Yesterday I heard about the passing of Chester Bennington of Linkin Park. I have never been fan. I never really kept up on their career. However, I would feel remiss not doing a Linkin Park video today, so I picked the one video that did have a part in my life up to this point.
When this came out in 2001, I was 17 going on 18. Since I am part of whatever you want to call the transgenerational gap between Gen X and Millennials, my music as a kid was stuff like Nirvana or The Offspring. In other words, the Gen X bands of the early 90s. Despite the fact that I was in elementary and middle school during that time, watching Singles (1992) earlier this year when Chris Cornell also left us (his birthday was yesterday) was like looking through a time portal to an era I distinctly remember.
Britney Spears, Limp Bizkit, Backstreet Boys, and Blink-182 were the kind of musicians that popped up and flooded MTV and VH1 during the late 90s.

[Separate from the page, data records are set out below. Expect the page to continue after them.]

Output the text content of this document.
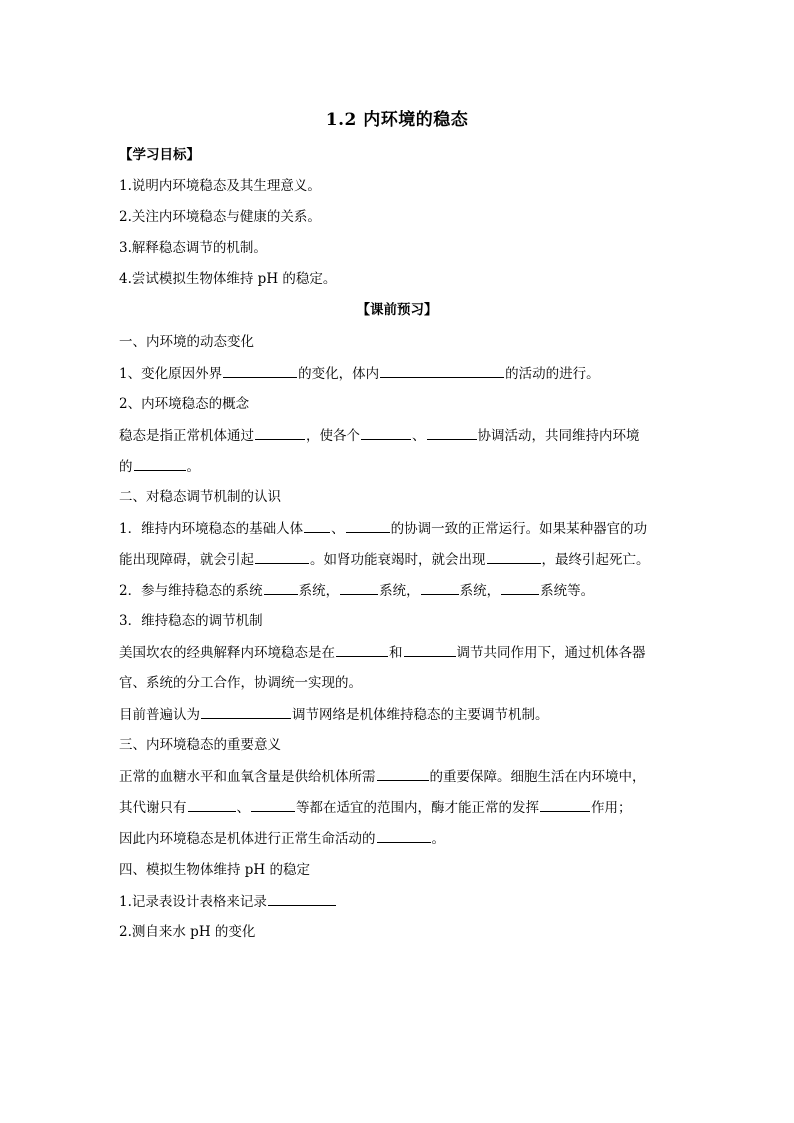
1.2 内环境的稳态
【学习目标】
1.说明内环境稳态及其生理意义。
2.关注内环境稳态与健康的关系。
3.解释稳态调节的机制。
4.尝试模拟生物体维持 pH 的稳定。
【课前预习】
一、内环境的动态变化
1、变化原因外界	的变化，体内	的活动的进行。
2、内环境稳态的概念
稳态是指正常机体通过	，使各个	、	协调活动，共同维持内环境
的	。
二、对稳态调节机制的认识
1．维持内环境稳态的基础人体 、	的协调一致的正常运行。如果某种器官的功
能出现障碍，就会引起	。如肾功能衰竭时，就会出现	，最终引起死亡。
2．参与维持稳态的系统	系统，	系统，	系统，	系统等。
3．维持稳态的调节机制
美国坎农的经典解释内环境稳态是在	和	调节共同作用下，通过机体各器
官、系统的分工合作，协调统一实现的。
目前普遍认为	调节网络是机体维持稳态的主要调节机制。
三、内环境稳态的重要意义
正常的血糖水平和血氧含量是供给机体所需	的重要保障。细胞生活在内环境中，
其代谢只有	、	等都在适宜的范围内，酶才能正常的发挥	作用；
因此内环境稳态是机体进行正常生命活动的	。
四、模拟生物体维持 pH 的稳定
1.记录表设计表格来记录
2.测自来水 pH 的变化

Of course back then, you didn’t have a choice as to what videos you were going to see when you turned on the television. It’s not like it is today where if I want to watch Fat Lip by Sum 41, then I can, and then watch any other music videos I want for months or years before returning to watch that video. No such luck back then. If those weren’t the people you wanted to see, then too bad. As a result, I looked to the lists of greatest musicians that VH1 was putting out, and music documentaries in order to begin to fill in the music that came before my time–something I’m still doing to this day. That was me in high school. I was listening to The Velvet Underground while riding out musicians like the ones I already mentioned.
In 2001 I was in my last semester of high school. I’d been on permanent independent study for at least two-and-a-half years at that point. I watched a lot of TV, which didn’t help those musicians because it meant that I was probably seeing their video 2-3 times a day, everyday. That’s not a good thing. Aside from shows like TRL or the handful of videos VH1 played, there seemed to be no other outlet unless you were willing to be up early in the morning when MTV still played videos. Then I discovered that I had MTV2. They played all kinds of stuff. It was wonderful. This is where I remember Linkin Park first showing up on my radar. They showed up with this arguably embarrassing video. They looked and sounded like I would expect Backstreet Boys to be if they tried to combine rap with metal. They did nothing for me.

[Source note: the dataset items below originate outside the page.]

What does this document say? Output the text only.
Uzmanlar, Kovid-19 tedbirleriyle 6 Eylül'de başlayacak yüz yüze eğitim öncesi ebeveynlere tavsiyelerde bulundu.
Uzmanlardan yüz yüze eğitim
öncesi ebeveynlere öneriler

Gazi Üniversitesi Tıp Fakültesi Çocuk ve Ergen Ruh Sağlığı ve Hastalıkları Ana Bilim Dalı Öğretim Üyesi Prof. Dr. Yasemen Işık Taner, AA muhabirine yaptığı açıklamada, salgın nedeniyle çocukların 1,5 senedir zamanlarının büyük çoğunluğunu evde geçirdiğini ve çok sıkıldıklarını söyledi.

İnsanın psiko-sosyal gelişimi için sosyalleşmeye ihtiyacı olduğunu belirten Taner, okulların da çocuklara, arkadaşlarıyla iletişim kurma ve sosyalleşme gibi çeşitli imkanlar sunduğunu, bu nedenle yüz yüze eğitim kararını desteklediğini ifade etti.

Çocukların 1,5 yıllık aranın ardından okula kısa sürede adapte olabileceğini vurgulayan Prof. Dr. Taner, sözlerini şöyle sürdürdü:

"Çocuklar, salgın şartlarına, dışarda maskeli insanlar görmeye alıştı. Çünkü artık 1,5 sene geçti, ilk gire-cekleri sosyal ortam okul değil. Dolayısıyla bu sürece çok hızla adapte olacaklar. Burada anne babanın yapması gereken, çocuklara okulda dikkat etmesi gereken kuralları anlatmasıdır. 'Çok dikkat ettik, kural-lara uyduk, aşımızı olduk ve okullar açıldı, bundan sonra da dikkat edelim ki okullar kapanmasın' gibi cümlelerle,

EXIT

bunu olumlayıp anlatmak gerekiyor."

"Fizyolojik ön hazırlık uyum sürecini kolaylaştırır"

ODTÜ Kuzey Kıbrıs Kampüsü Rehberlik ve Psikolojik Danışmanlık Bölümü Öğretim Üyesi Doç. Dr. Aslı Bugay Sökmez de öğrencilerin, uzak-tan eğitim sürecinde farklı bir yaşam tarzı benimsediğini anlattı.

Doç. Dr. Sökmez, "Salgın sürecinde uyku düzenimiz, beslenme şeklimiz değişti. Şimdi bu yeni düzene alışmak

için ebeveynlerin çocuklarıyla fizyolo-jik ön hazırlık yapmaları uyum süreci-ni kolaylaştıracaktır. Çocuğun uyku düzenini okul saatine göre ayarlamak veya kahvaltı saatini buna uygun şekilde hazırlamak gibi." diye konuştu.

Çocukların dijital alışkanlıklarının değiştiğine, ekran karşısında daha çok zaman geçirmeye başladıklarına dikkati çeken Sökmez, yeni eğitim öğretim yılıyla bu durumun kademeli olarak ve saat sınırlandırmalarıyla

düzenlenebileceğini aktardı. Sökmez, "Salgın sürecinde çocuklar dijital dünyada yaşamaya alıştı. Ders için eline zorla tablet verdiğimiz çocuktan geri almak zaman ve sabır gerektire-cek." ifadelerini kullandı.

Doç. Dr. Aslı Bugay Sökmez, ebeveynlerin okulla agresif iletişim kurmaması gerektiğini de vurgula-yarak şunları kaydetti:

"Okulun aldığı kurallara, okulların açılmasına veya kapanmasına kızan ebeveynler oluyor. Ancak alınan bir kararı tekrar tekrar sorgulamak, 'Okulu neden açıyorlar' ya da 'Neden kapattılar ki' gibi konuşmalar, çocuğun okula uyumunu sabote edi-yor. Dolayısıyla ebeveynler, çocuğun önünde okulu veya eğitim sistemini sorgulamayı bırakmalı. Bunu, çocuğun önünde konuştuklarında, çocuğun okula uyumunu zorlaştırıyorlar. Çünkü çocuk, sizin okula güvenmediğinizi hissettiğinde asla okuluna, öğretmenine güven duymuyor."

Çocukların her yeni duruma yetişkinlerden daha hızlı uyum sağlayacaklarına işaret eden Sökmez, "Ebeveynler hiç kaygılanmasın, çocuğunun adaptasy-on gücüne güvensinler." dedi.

After I moved onto college and this video stopped being shown, the band basically disappeared from my life. It wasn’t until I transferred to Cal in 2007 that they showed up again. I don’t remember if my first roommate liked their music or not, but they came up. I was rooming with a freshman, so they were probably 10-11 when this came out. This was not the Linkin Park my roommate knew.
In the years that followed, I would hear them on the radio, and it wasn’t this Linkin Park. At the time of writing this, a new Linkin Park video was released for the song Talking To Myself. That is not the band in this video at all. They came a long way from my unfortunate introduction to them in presentation, style, and the place I was in at the time of its release. It’s doubtful that I’ll ever develop the kind of deep connection that many people have to the band. They slipped through the cracks in my life leaving only the memories of them that I have stated above.
Would I have written about this video at some point even if this tragedy hadn’t happened? Yes, I would have. While on the fringes, this video has stuck with me all these years. It would’ve essentially been the same thing I already wrote above about how much they changed while I wasn’t looking. It just wouldn’t have had to be in a somber tone, I would have had some fun with how ridiculous the video looks, made a comparison with It’s My Life by Bon Jovi, and it would have been wonderful to not have to include the following:
Rest in peace, Chester Bennington.
Now I need to talk a little bit about the crew because this may have one of the most unique directors I have come across while doing these posts. Gregory Dark got his start making adult films. I’ve only seen one of his movies–New Wave Hookers (1985). It is infamous for having Traci Lords in it. Well, had her in it, since the version that is available has her edited out, which is the version I saw–thankfully. The movie is bonkers, colorful, funny, has a humorous setup, and is so 80s it hurts–much like this video is so 2001 it hurts. That film seems to have kickstarted his career.
Looking at Dark’s filmography, it appears that about a decade later he moved into music videos. I can find credits for about 70 of them. I know that Michael Bay made an adult film while also doing music videos. But I’m pretty sure this is the first video I’ve spotlighted that was made by someone who had made a career out of making them.
The video was edited by prolific editor Jeff Selis. He’s done over 100 videos. Even with only 372 of these posts, this is already the third video he edited that I have put up here.
The concept for the video came from Linkin Park member Joe Hahn–according to IMVDb. According to Wikipedia, the video was originally supposed to be like the one released yesterday. He would go on to direct a bunch of their videos.
Toni Jo Peruzzi did the make-up for the video. For her, I can only find a handful of credits.